SEC Settles $2.8M Lawsuit, Former Chief Claims More Enforcement to Follow
- The United States SEC won a 7-month long lawsuit against Hydrogen Technology Corp. and its CEO, Michael Ross Kane, last week.
- The company will have to pay $2.8 million, including $1.5 million in disgorgement, $1 million in fines, while Kane will have to pay around $260K.
- Hydrogen will not be allowed to participate in the sale of securities without approval from the SEC and passing the Howey Test.
- John Reed Stark, former Chief of the US SEC’s Office of Internet Enforcement, said that the regulator is preparing for additional enforcement actions.
The United States Securities and Exchange Commission (SEC) has been battling crypto firms following the 2021 crypto market bull run due to an increase in the number of scams and price manipulation activities. Interestingly, the securities regulator has secured a win against Hydrogen Technology Corp. and its Chief Executive Officer, Michael Ross Kane, in a lawsuit that lasted over 7 months and was concluded last week.
According to court documents, the judge has ruled in favor of the SEC, and as a result, Hydrogen Technology Corp. will have to pay around $2.8 million as per the rulings. The lawsuit was filed by the regulator seven months ago, wherein it claimed that Hydrogen was involved in the price manipulation of cryptocurrencies, an activity in which entities influence the price of digital assets to make profit off them.
The $2.8 million includes around $1.5 million in disgorgement, i.e., the money gained from unlawful activities, along with $1 million in penalties for conducting illicit activities and harming investors. The SEC claims that Hydrogen used unlawful tactics to inflate the price of “Hydro” tokens and offered the sale of securities by registering them with the regulator.
A New York federal judge agreed to the settlement of the dispute between the SEC and Hydrogen Technology Corp., while the CEO of the latter, Kane, consented to end the legal dispute.
Moreover, in the lawsuit filed by the US regulator against the company and its CEO in September last year, the agency claimed that they paid a third party to manipulate the trade of the company’s Hydro token in order to artificially boost its price. The third party was Tyler Ostern, who also reached an agreement with the SEC to settle for a $41,000 fine.
As a part of the settlement, Hydrogen or Kane will not be allowed to participate in the sale of securities or engage in similar activities without the approval of the SEC and passing the Howey Test, a test designed to confirm whether an asset is a security or a commodity.
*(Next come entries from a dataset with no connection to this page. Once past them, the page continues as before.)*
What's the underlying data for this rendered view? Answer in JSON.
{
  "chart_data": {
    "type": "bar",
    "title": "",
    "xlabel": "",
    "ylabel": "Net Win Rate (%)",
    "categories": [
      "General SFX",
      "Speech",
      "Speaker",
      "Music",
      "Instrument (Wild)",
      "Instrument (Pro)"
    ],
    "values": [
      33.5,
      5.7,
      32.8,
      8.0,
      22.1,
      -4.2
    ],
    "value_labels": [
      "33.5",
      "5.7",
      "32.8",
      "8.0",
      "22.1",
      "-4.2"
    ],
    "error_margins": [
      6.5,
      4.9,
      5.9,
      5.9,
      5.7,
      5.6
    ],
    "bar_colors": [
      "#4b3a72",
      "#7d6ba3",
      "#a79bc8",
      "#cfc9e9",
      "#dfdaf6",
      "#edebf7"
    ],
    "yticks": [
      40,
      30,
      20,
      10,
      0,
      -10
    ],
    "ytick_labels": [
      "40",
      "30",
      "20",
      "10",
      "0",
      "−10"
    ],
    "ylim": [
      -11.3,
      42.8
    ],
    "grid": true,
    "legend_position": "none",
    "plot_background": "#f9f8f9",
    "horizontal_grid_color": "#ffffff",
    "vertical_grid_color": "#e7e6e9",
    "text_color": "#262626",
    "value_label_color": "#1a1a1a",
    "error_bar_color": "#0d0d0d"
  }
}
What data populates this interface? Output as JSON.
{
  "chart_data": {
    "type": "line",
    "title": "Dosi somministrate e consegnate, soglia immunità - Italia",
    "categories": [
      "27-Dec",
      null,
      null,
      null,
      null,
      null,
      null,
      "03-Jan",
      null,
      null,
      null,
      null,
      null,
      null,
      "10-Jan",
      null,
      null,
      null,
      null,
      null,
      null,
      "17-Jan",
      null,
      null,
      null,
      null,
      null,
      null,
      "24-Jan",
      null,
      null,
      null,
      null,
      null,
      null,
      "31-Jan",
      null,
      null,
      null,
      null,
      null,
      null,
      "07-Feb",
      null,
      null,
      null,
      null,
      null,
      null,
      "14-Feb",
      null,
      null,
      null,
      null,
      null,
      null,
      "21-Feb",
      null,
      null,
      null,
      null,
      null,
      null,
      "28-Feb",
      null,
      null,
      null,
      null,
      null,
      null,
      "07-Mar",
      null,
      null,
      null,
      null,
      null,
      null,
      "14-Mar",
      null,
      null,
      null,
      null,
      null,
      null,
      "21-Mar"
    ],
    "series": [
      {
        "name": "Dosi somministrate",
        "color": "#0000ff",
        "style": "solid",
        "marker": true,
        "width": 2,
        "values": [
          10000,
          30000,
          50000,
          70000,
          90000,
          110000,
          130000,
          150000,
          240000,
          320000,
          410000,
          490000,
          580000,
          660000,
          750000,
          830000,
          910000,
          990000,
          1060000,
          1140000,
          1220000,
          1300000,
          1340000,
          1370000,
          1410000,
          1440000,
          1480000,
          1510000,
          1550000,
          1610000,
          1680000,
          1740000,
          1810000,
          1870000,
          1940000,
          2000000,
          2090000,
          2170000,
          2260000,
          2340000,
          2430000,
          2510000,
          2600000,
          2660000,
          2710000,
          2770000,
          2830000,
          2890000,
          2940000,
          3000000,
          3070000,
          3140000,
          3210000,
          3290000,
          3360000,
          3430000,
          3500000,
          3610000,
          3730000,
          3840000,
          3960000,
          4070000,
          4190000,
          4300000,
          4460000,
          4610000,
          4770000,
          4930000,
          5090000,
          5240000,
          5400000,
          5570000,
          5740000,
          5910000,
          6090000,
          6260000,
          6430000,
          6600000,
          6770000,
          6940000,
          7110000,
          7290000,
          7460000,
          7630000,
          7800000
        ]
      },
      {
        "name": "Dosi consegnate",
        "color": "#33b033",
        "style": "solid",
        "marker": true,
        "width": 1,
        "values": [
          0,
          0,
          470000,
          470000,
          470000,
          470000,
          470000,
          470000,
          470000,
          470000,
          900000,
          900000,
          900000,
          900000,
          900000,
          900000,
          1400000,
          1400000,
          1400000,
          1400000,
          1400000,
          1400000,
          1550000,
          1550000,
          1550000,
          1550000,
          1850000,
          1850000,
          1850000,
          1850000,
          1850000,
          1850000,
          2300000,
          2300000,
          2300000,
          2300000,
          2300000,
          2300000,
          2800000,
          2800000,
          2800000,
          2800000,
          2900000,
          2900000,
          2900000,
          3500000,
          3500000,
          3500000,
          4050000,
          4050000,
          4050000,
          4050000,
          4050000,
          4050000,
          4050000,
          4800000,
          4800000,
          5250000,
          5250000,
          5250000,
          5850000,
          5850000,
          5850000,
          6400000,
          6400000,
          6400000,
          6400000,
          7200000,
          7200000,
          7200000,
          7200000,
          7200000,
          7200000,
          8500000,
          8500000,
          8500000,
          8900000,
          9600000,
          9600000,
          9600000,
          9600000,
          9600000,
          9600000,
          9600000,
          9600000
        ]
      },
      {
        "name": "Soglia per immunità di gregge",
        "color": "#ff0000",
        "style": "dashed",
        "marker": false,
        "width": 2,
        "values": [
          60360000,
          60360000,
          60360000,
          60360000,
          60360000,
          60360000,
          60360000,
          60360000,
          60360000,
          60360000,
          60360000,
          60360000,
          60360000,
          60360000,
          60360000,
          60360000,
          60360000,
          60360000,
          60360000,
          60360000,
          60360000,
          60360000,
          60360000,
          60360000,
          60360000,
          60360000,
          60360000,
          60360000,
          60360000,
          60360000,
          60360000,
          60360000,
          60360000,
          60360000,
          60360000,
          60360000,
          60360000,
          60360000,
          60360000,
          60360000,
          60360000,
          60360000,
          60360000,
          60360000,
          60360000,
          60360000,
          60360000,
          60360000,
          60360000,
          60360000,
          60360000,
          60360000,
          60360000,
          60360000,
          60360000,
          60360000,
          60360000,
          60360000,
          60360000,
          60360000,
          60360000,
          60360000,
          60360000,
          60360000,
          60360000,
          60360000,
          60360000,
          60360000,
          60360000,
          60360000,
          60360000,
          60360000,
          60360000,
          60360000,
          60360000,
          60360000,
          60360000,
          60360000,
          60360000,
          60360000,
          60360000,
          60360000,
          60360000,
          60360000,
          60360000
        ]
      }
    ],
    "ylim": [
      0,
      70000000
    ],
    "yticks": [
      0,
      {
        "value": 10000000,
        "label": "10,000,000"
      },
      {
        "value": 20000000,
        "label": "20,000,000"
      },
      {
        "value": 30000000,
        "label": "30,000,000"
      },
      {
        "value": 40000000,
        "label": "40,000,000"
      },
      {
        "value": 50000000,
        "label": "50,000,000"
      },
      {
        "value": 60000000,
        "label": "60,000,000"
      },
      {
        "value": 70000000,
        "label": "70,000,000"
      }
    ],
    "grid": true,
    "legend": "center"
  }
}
Meanwhile, Kane has been allowed to trade cryptocurrencies without any issues for his personal usage.
The corporation and its executives are bound by the settlement agreement to not refute or agree to the accusations that the SEC had levied against them in the lawsuit. The lawsuit added that Kane, who was also the person behind Hedgeable Inc.—an SEC registered investment adviser—needed fresh capital for his company and created Hydrogen as a result of the crypto bull market of 2017.
Following the bull market, the company minted more than 11 billion Hydro tokens, which were distributed as rewards to employees, retail investors, and those who promoted the project.
More SEC Lawsuits to Come?
John Reed Stark, former Chief of the US SEC’s Office of Internet Enforcement, recently stated that the regulator is planning more lawsuits against crypto companies in the near future to protect investors from manipulation and other similar activities.
“We’re in the midst of a regulatory onslaught against crypto,” says Stark, while adding:
“Every day, it seems like there’s a new lawsuit targeting the industry. The SEC is not going to stand idly by, especially when investors are at risk. Investors may not like the rules but, just like seatbelt laws, sometimes investors need protection from themselves.”
As reported earlier by BitcoinWisdom, the SEC sent a “Wells Notice” to the leading exchange in the US, Coinbase, regarding its staking services claiming that these are security offerings. On the other hand, Congressmen are not happy with crypto firms and capital leaving the US due to the enforcement tactics of the regulator under the leadership of Gary Gensler.
United States Representative Warren Davidson filed legislation in Congress to fire the Chairman of the US SEC. Davidson claims that the legislation aims to “correct a long series of abuses” against crypto investors and companies.